Connor Anderson is one of the students affiliated with the dessert disruptors. He said that he’s been loyal to Yeti Yogurt for years now, aggressively pulling out his Your Yeti rewards card during our interview and shoving it in my face.

“You see this shit?” he asked, oblivious to the fact that it was now the only thing in my line of vision. “I’m a Frosty Member. That’s next-level dedication right there.
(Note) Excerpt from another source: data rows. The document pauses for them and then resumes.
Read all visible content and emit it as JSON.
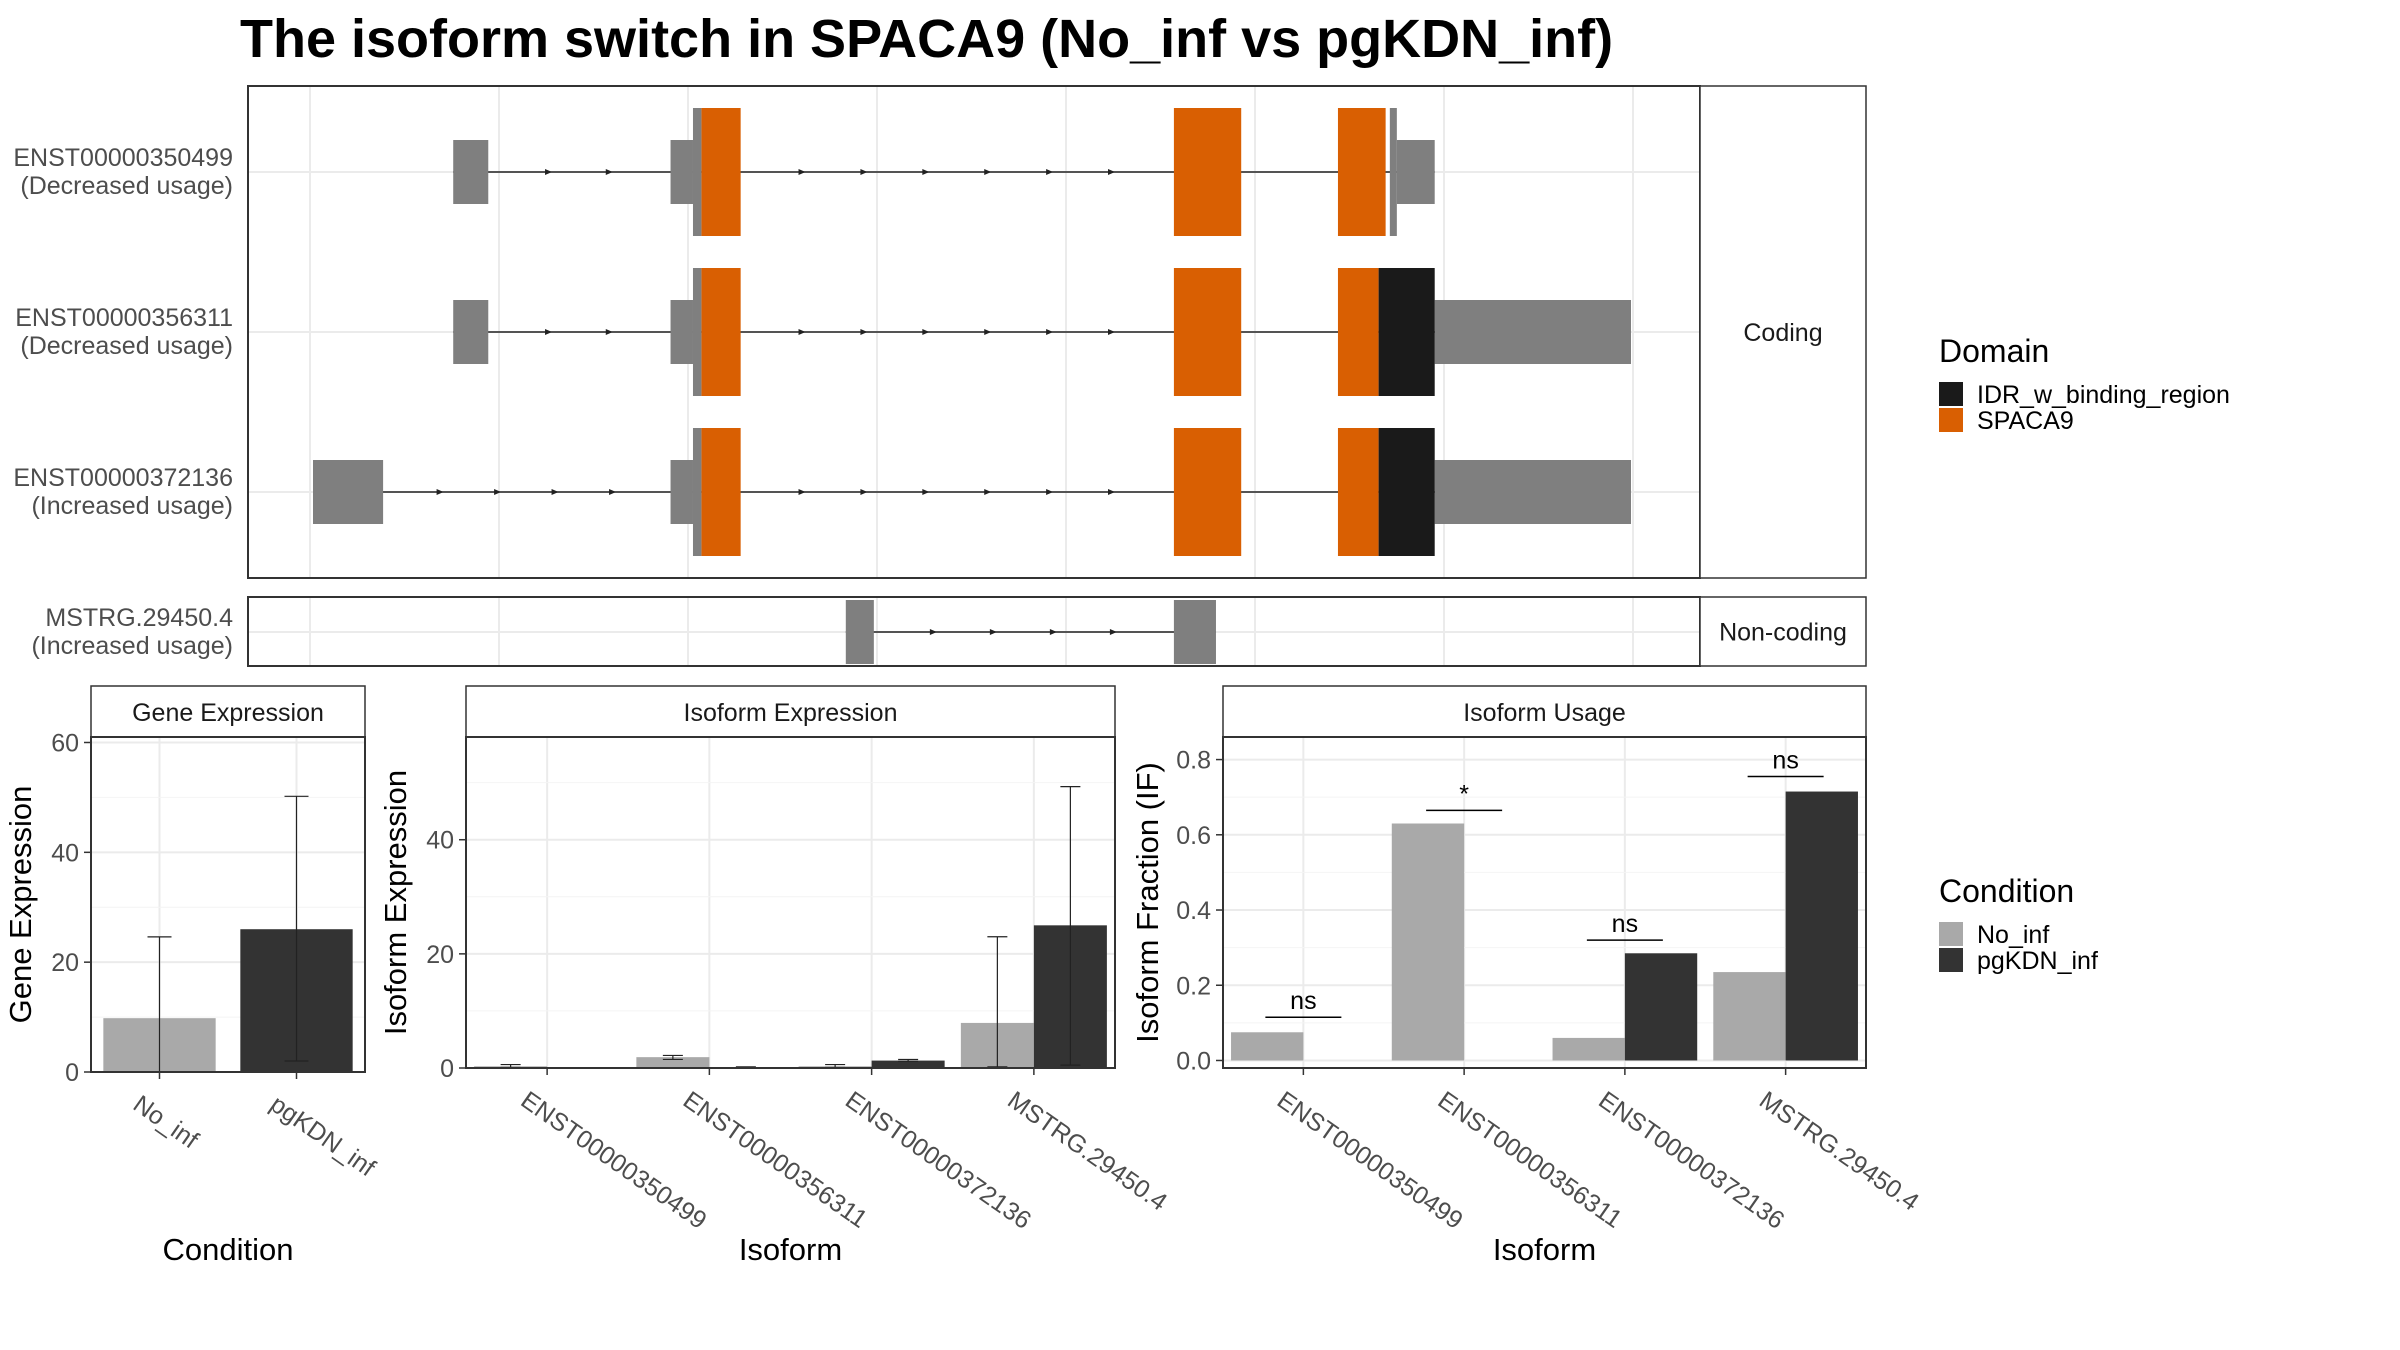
{
  "title": "The isoform switch in SPACA9 (No_inf vs pgKDN_inf)",
  "colors": {
    "utr": "#7f7f7f",
    "spaca9": "#d95f02",
    "idr": "#1a1a1a",
    "no_inf": "#a9a9a9",
    "pgkdn_inf": "#333333",
    "grid": "#ebebeb",
    "strip": "#ffffff"
  },
  "chart_data": [
    {
      "type": "gene-structure",
      "panels": [
        {
          "strip": "Coding",
          "isoforms": [
            {
              "id": "ENST00000350499",
              "usage": "(Decreased usage)",
              "utr": [
                [
                  19400,
                  19650
                ],
                [
                  20950,
                  21110
                ],
                [
                  26080,
                  26130
                ],
                [
                  26130,
                  26400
                ]
              ],
              "domains": [
                {
                  "name": "SPACA9",
                  "ranges": [
                    [
                      21170,
                      21450
                    ],
                    [
                      24540,
                      25020
                    ],
                    [
                      25710,
                      26050
                    ]
                  ]
                }
              ]
            },
            {
              "id": "ENST00000356311",
              "usage": "(Decreased usage)",
              "utr": [
                [
                  19400,
                  19650
                ],
                [
                  20950,
                  21110
                ],
                [
                  26400,
                  27800
                ]
              ],
              "domains": [
                {
                  "name": "SPACA9",
                  "ranges": [
                    [
                      21170,
                      21450
                    ],
                    [
                      24540,
                      25020
                    ],
                    [
                      25710,
                      26000
                    ]
                  ]
                },
                {
                  "name": "IDR_w_binding_region",
                  "ranges": [
                    [
                      26000,
                      26400
                    ]
                  ]
                }
              ]
            },
            {
              "id": "ENST00000372136",
              "usage": "(Increased usage)",
              "utr": [
                [
                  18400,
                  18900
                ],
                [
                  20950,
                  21110
                ],
                [
                  26400,
                  27800
                ]
              ],
              "domains": [
                {
                  "name": "SPACA9",
                  "ranges": [
                    [
                      21170,
                      21450
                    ],
                    [
                      24540,
                      25020
                    ],
                    [
                      25710,
                      26000
                    ]
                  ]
                },
                {
                  "name": "IDR_w_binding_region",
                  "ranges": [
                    [
                      26000,
                      26400
                    ]
                  ]
                }
              ]
            }
          ]
        },
        {
          "strip": "Non-coding",
          "isoforms": [
            {
              "id": "MSTRG.29450.4",
              "usage": "(Increased usage)",
              "utr": [
                [
                  22200,
                  22400
                ],
                [
                  24540,
                  24840
                ]
              ],
              "domains": []
            }
          ]
        }
      ],
      "legend": {
        "title": "Domain",
        "entries": [
          "IDR_w_binding_region",
          "SPACA9"
        ]
      }
    },
    {
      "type": "bar",
      "strip": "Gene Expression",
      "xlabel": "Condition",
      "ylabel": "Gene Expression",
      "ylim": [
        0,
        61
      ],
      "yticks": [
        "0",
        "20",
        "40",
        "60"
      ],
      "categories": [
        "No_inf",
        "pgKDN_inf"
      ],
      "values": [
        9.8,
        26
      ],
      "err_low": [
        0,
        2
      ],
      "err_high": [
        24.6,
        50.2
      ]
    },
    {
      "type": "bar",
      "strip": "Isoform Expression",
      "xlabel": "Isoform",
      "ylabel": "Isoform Expression",
      "ylim": [
        0,
        58
      ],
      "yticks": [
        "0",
        "20",
        "40"
      ],
      "categories": [
        "ENST00000350499",
        "ENST00000356311",
        "ENST00000372136",
        "MSTRG.29450.4"
      ],
      "series": [
        {
          "name": "No_inf",
          "values": [
            0.3,
            1.9,
            0.3,
            7.9
          ],
          "err_low": [
            0.1,
            1.5,
            0.1,
            0.2
          ],
          "err_high": [
            0.6,
            2.2,
            0.6,
            23
          ]
        },
        {
          "name": "pgKDN_inf",
          "values": [
            0,
            0.1,
            1.3,
            25
          ],
          "err_low": [
            0,
            0,
            1.2,
            0.5
          ],
          "err_high": [
            0,
            0.2,
            1.5,
            49.3
          ]
        }
      ]
    },
    {
      "type": "bar",
      "strip": "Isoform Usage",
      "xlabel": "Isoform",
      "ylabel": "Isoform Fraction (IF)",
      "ylim": [
        -0.02,
        0.86
      ],
      "yticks": [
        "0.0",
        "0.2",
        "0.4",
        "0.6",
        "0.8"
      ],
      "categories": [
        "ENST00000350499",
        "ENST00000356311",
        "ENST00000372136",
        "MSTRG.29450.4"
      ],
      "series": [
        {
          "name": "No_inf",
          "values": [
            0.075,
            0.63,
            0.06,
            0.235
          ]
        },
        {
          "name": "pgKDN_inf",
          "values": [
            0,
            0,
            0.285,
            0.715
          ]
        }
      ],
      "significance": [
        "ns",
        "*",
        "ns",
        "ns"
      ],
      "significance_y": [
        0.115,
        0.665,
        0.32,
        0.755
      ]
    }
  ],
  "condition_legend": {
    "title": "Condition",
    "entries": [
      "No_inf",
      "pgKDN_inf"
    ]
  }
}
I don’t have a whole lot going for me, but I’ll be damned if Menchie’s takes anything from me.”

Anderson acknowledged he has no plans to physically take action against Menchie’s — “I love frozen yogurt as much as the next guy, but I’m not going to jail over this,” he said — but plans to spend a few hours over the upcoming weeks telling anyone who will listen to him that the Yeti Yogurt versus Menchie’s debate actually matters.
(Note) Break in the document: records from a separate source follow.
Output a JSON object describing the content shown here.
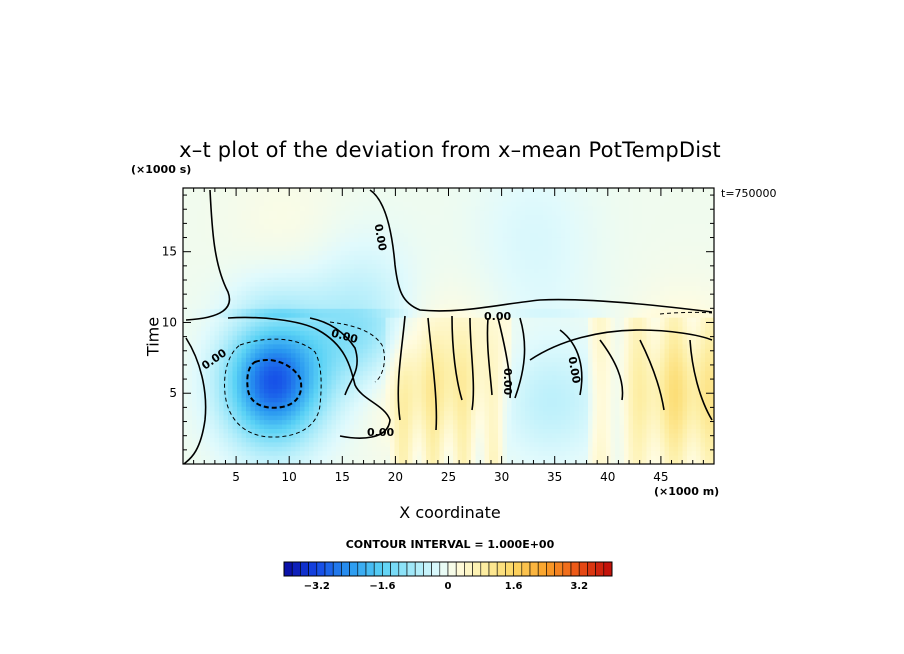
{
  "chart_data": {
    "type": "heatmap",
    "title": "x–t plot of the deviation from x–mean PotTempDist",
    "xlabel": "X coordinate",
    "ylabel": "Time",
    "x_unit": "(×1000 m)",
    "y_unit": "(×1000 s)",
    "time_stamp": "t=750000",
    "xlim": [
      0,
      50
    ],
    "ylim": [
      0,
      19.5
    ],
    "x_ticks": [
      "5",
      "10",
      "15",
      "20",
      "25",
      "30",
      "35",
      "40",
      "45"
    ],
    "y_ticks": [
      "5",
      "10",
      "15"
    ],
    "contour_interval": "CONTOUR INTERVAL = 1.000E+00",
    "contour_labels": [
      "0.00",
      "0.00",
      "0.00",
      "0.00",
      "0.00",
      "0.00",
      "0.00"
    ],
    "colorbar": {
      "range": [
        -4,
        4
      ],
      "tick_labels": [
        "−3.2",
        "−1.6",
        "0",
        "1.6",
        "3.2"
      ],
      "tick_values": [
        -3.2,
        -1.6,
        0,
        1.6,
        3.2
      ]
    },
    "field_features": [
      {
        "kind": "cold",
        "x": 8.5,
        "t": 5.8,
        "amplitude": -3.0
      },
      {
        "kind": "cold",
        "x": 16.5,
        "t": 9.5,
        "amplitude": -1.2
      },
      {
        "kind": "cold",
        "x": 34.5,
        "t": 4.5,
        "amplitude": -0.6
      },
      {
        "kind": "warm",
        "x": 23.5,
        "t": 6.0,
        "amplitude": 0.8
      },
      {
        "kind": "warm",
        "x": 47.0,
        "t": 5.0,
        "amplitude": 0.9
      },
      {
        "kind": "warm",
        "x": 10.0,
        "t": 15.0,
        "amplitude": 0.3
      },
      {
        "kind": "cold",
        "x": 33.0,
        "t": 16.0,
        "amplitude": -0.4
      }
    ]
  },
  "colors": {
    "frame": "#000000",
    "background": "#ffffff"
  }
}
Over at Menchie’s, located within the Simon C’s Convenience Store, customers aren’t necessarily feeling the same obsession with their new treat on campus, but acknowledge it is nice that it’s there.

“It’s perfect just in time for summer!” said Amy Evans. “I’m still kind of bummed I have to take summer courses up here, but it’s much nicer having a Menchie’s than not having one.”

When asked about the FroYo Freedom Fighters, she was taken aback: the group hadn’t yet infiltrated her life in any way, for which she had been thankful.

“I think both places are nice!” she said, remaining blissfully unaware of the gravity of the situation. “I don’t understand why people have to be so weird about these things. It’s just frozen yogurt.”

So far, the Menchie’s seems to be a big hit, but is still in the honeymoon phase where anything new to campus is still exciting and hasn’t been tainted yet like most things available to students. Anderson and the rest of the FFFs are trying to hasten that, standing outside the location with picket signs and yelling at potential customers.

“Give it time,” scoffed Anderson. “They’ll come crawling back to the Yeti way.”

 

Meanwhile, the Highland Pub remains closed, which is what everyone on campus really wants open.